In the above comparison, a distant mountain background is shown at f/5.6 - the 200 f/1.8 result is on the left and the 200mm f/2.8 is on the right. Both lenses were focused on the same foreground object but the 200 f/1.8 renders a more smoothly blurred background.
While the optical differences between these lenses are not large enough for most of us to be concerned with, what the 200mm f/2.8 does not have is an f/1.8 aperture. Those buying the Canon EF 200mm f/1.8 L USM Lens are seriously interested in the special-ness of this wide aperture.
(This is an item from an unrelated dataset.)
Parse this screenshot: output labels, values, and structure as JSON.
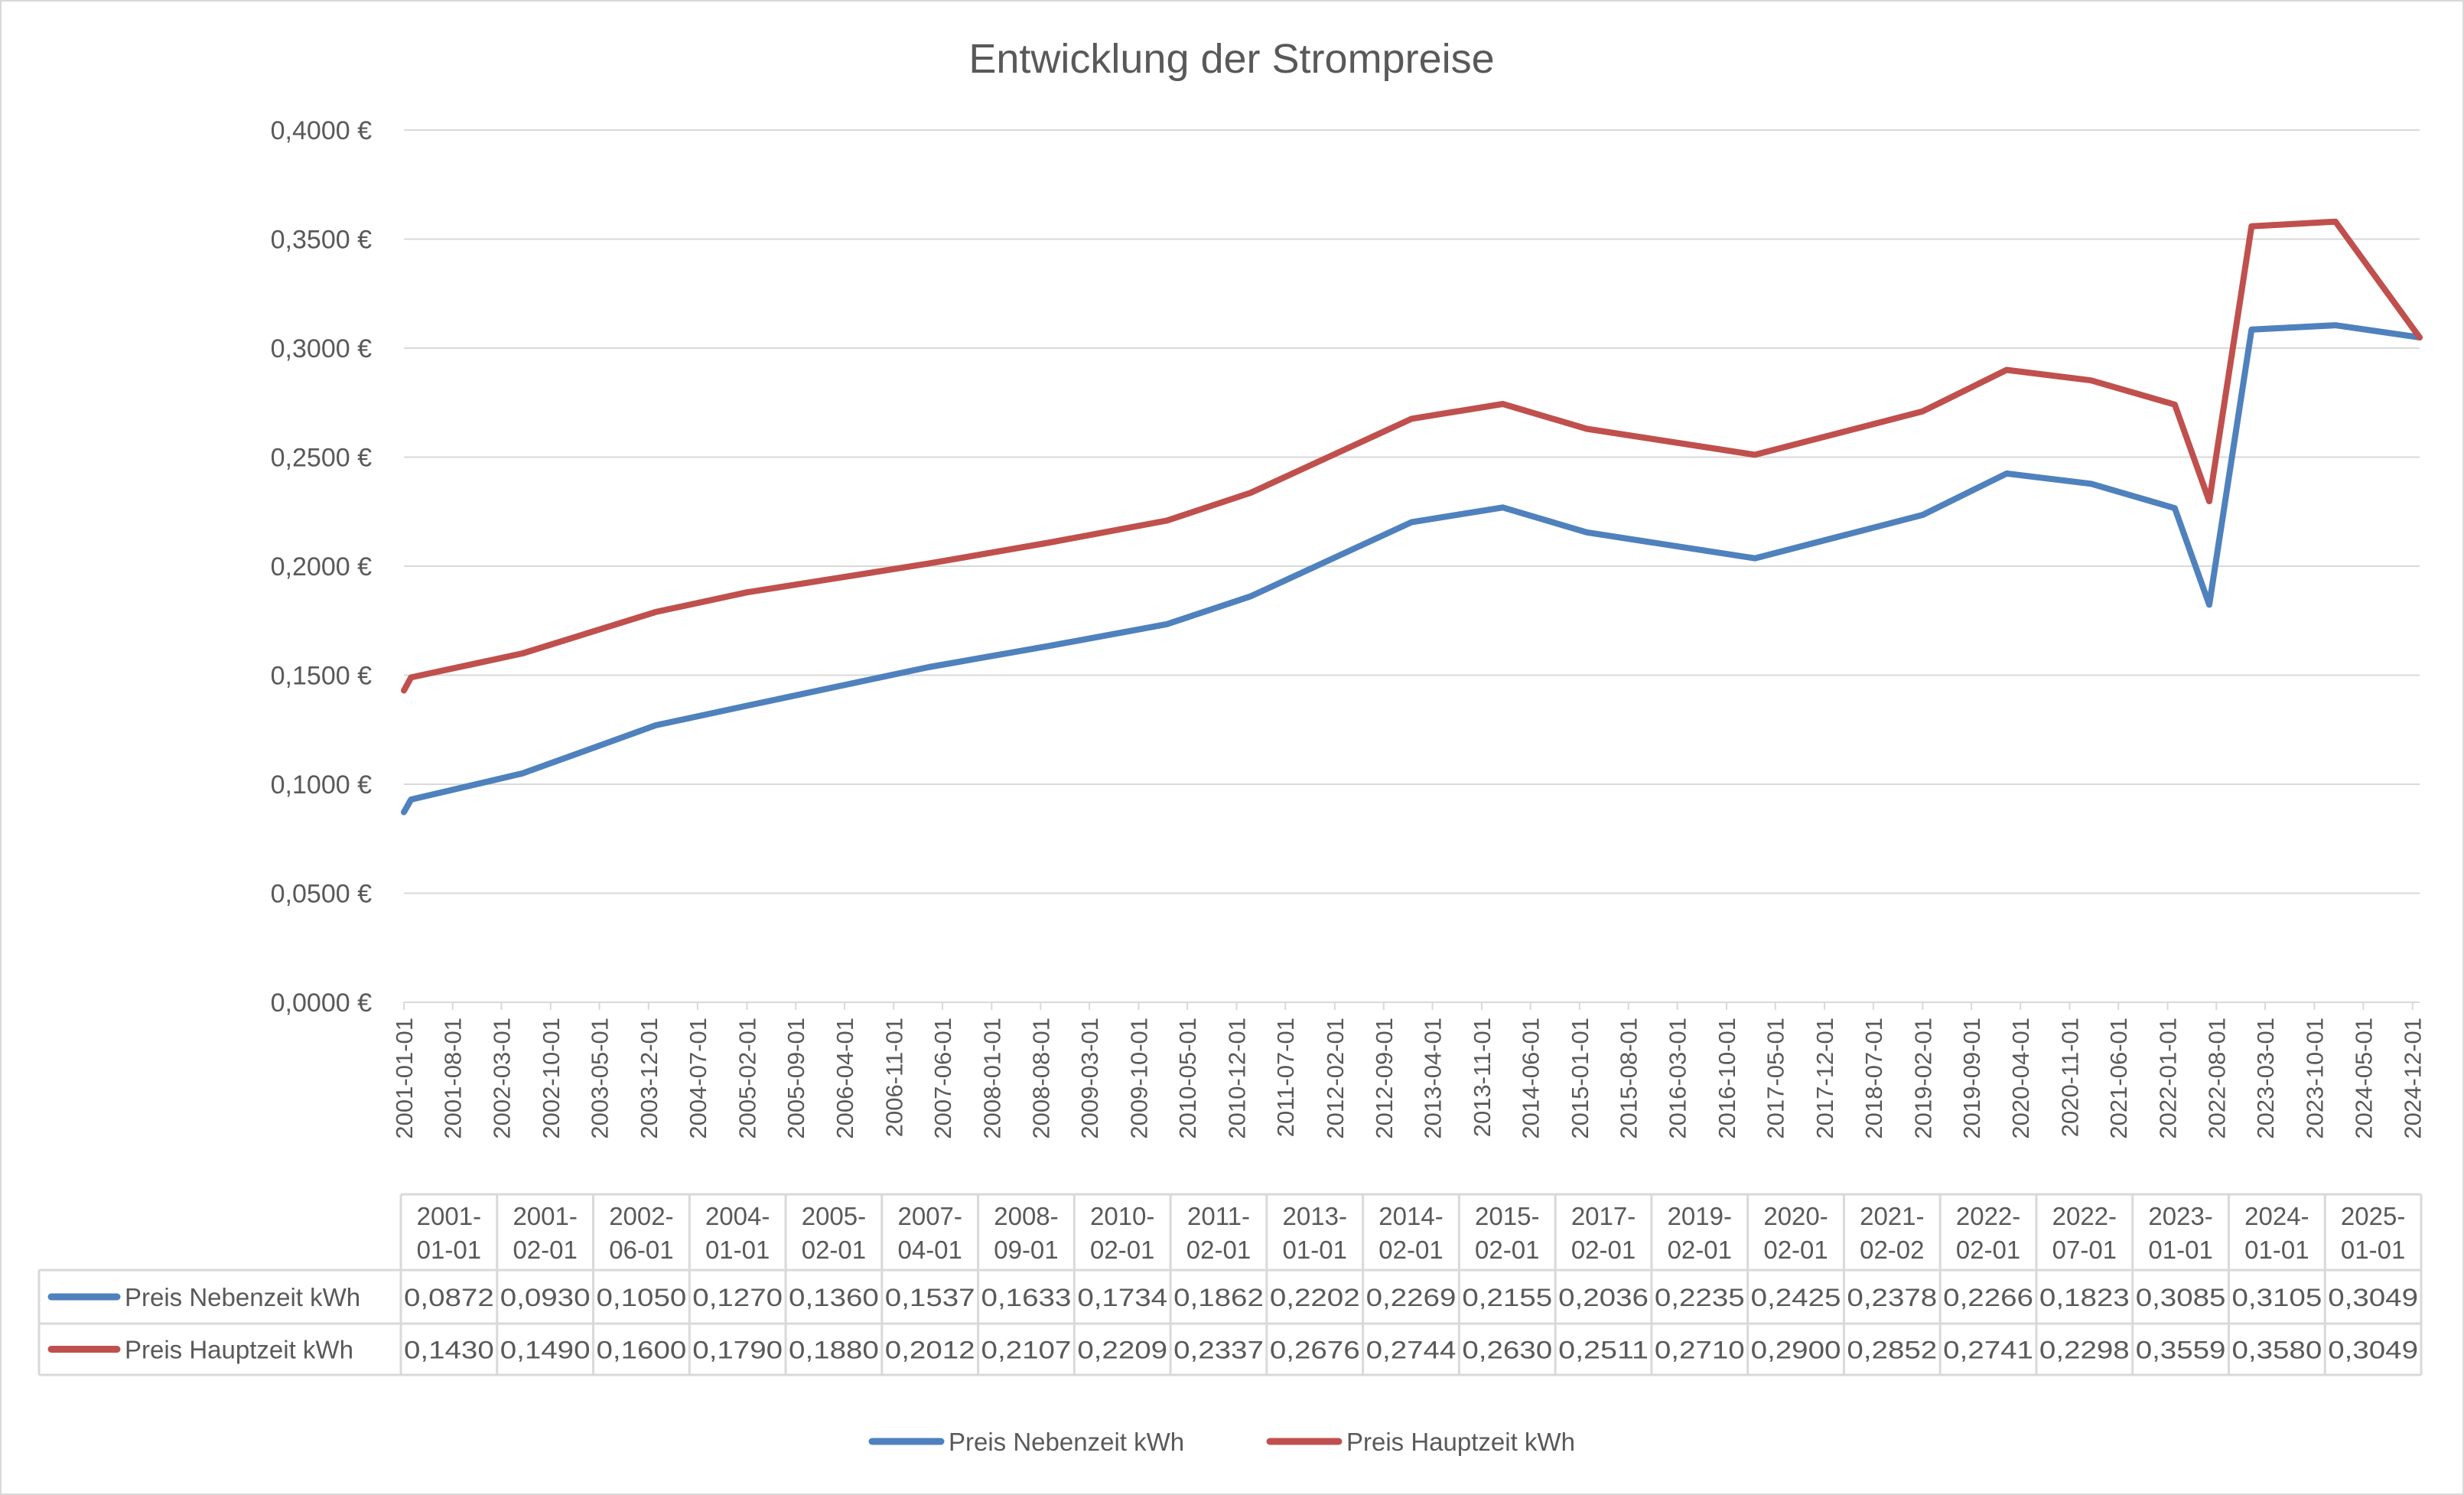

They are generally after the best low-light action images possible - or the most diffused background blur possible at this focal length.
With its long reach and relatively huge aperture opening, it is perfectly suited for dance performances, stage events and any other night or indoor sports including gymnastics, ice hockey, wrestling, basketball, football ... Pull this lens out, and you will likely be the envy of those competing for shots at your event.
Portrait photographers are another group that appreciates this lens. The 200mm focal length allows nicely compressed faces with a completely blurred background. Add some distance from you to your subject for 3/4 and full body portraits and still get a highly blurred, non-distracting background.
The Canon EF 200mm f/1.8 L USM Lens was introduced in 1988 - before Canon initiated their environmentally-conscious lead-free policy. At issue was the lead in the waste from the grinding process - not that remaining in the glass. For this reason, the 200 f/1.8 was discontinued. And to the disappointment of many of us, a new version of the 200 was not immediately introduced. Simply put, Canon was not at that time able to manufacture the specific optical glass necessary to create a replacement lens in a lead-free process.
Technology advances ... Ironically, while I was reviewing this lens, Canon introduced the Canon EF 200mm f/2 L IS USM Lens - one of the top lenses on my most-wanted list. Though 1/3 stop slower than the 200mm f/1.8, this new lens includes Canon's latest technology including image stabilization. IS will not be helpful for sports (unless you are panning with a subject), but should be very helpful for lots of other uses including stage events and portraits. This beauty should be available in 2008. My guess is in the first quarter or half of the year as a working prototype was on display at the Photo Plus Expo in October 2007.
The announcement of the new lens painfully cost me about $1,100 (plus shipping and selling costs) on the resale of my 200mm f/1.8. I don't know if the market price will change direction before we get the new lens, but it has definitely reduced demand for the older lens - making it a greater value.
Note that Canon no longer repairs this lens.